VENICE: Indian director Mira Nair’s political thriller ‘The Reluctant Fundamentalist’ left audiences awestruck in Venice on Wednesday with its powerful tale of a young Pakistani man who renounces Wall Street.
Starring British-Pakistani actor Riz Ahmed as the soulful Changez, the film is based on an award-winning novel by Mohsin Hamid and set in corporate New York and a richly-hued Lahore, before and after the September 11, 2001 attacks. It examines the traces of a young Pakistani’s journey from Wall Street high flyer to suspected radical targeted by the American intelligence following the attacks.
The adaptation of Mohsin Hamid’s 2007 novel was directed by Mira Nair, an Indian who lives in New York, where she said attitudes towards her and others from Asia quickly changed following the 9/11 attacks. “Suddenly it became a place where people who look like us became ‘the other’ and that was painful, and that was also part of the inspiration to make this film,” she told reporters after a press screening of the movie.
She added that “I believe I’ve been put on this earth to tell stories of people like me who live between worlds.”
“It was a very complicated and painful time,” added Nair, who won the Golden Lion for best picture at the Venice film festival in 2001 for ‘Monsoon Wedding’. The film-maker said she felt well placed to portray the story of Changez, who is tipped for the top in the world of high finance before the events of September 2001 turn his world upside down.
The audience gasped in horror at the humiliations Changez suffers, such as a cavity search at the airport and aggressive interrogations. Ostracised and drawing suspicion at every turn, he returns to Pakistan to teach at a university in Lahore. There he is approached by a radical militant cell that wants him to join its violent campaign against Western interests.
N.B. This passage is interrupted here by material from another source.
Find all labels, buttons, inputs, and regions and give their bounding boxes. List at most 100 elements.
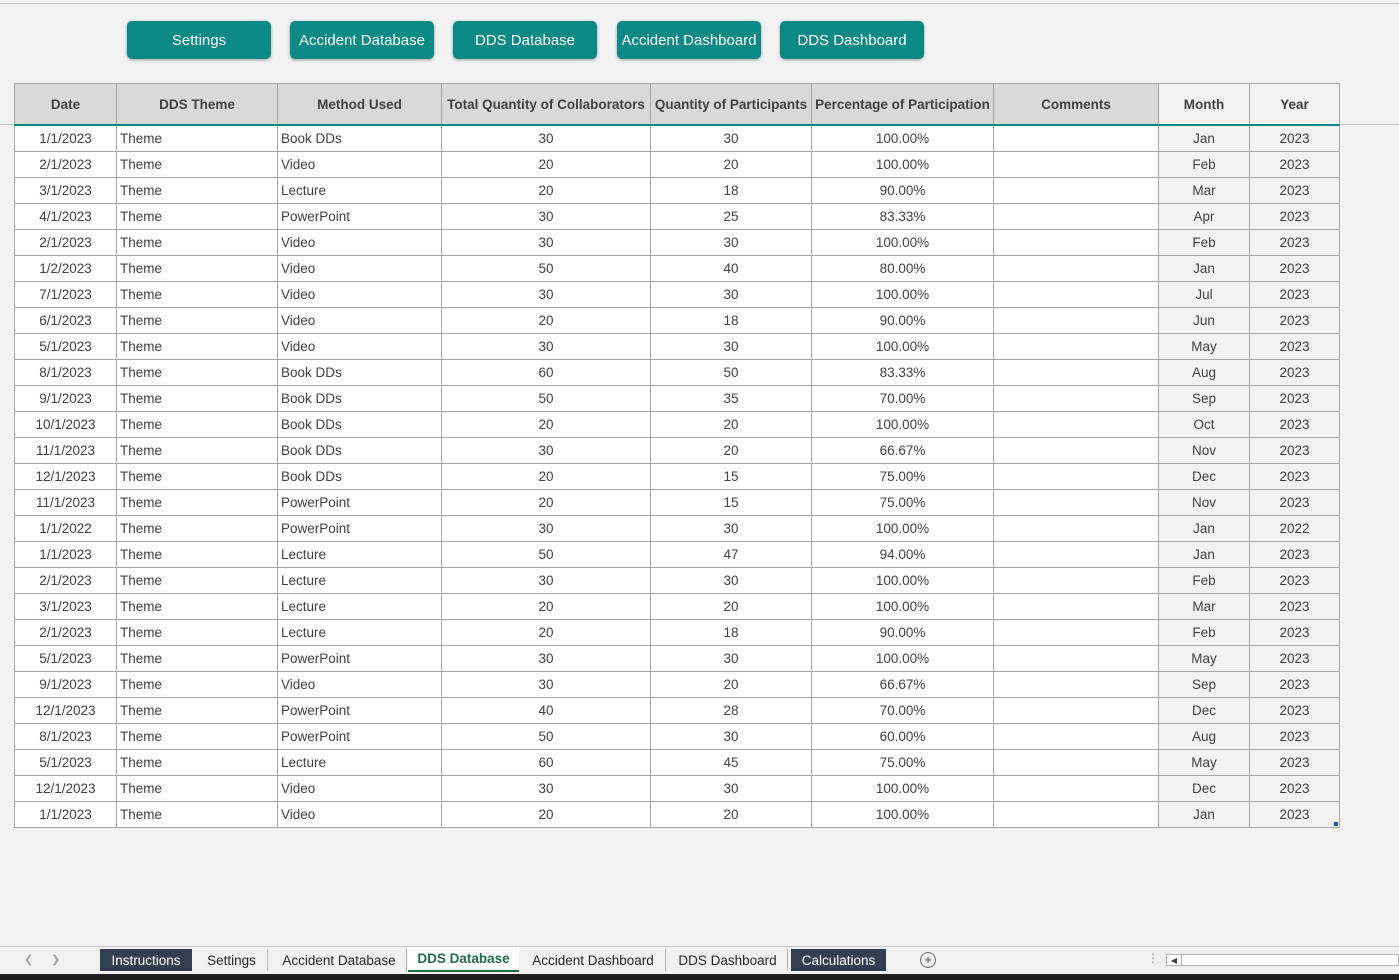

Ahmed, who also starred in the controversial suicide bomber comedy ‘Four Lions’, said he shared some of Changez’s frustrations. “We are to some extent defined by the labels that are slung around our neck,” he told a news conference.
Nair told reporters ahead of the evening red carpet premiere that “We all know there has been an enormous schism between the East and the West in this last decade. I sought to bring some sense of bridge-making, some sense of healing, basically some sense of communication.” Nair also said she took as her starting point the 1966 movie ‘The Battle of Algiers’, acclaimed for its even-handed treatment of the Algerian war in the 1950s.
Published in The Express Tribune, August 30th, 2012.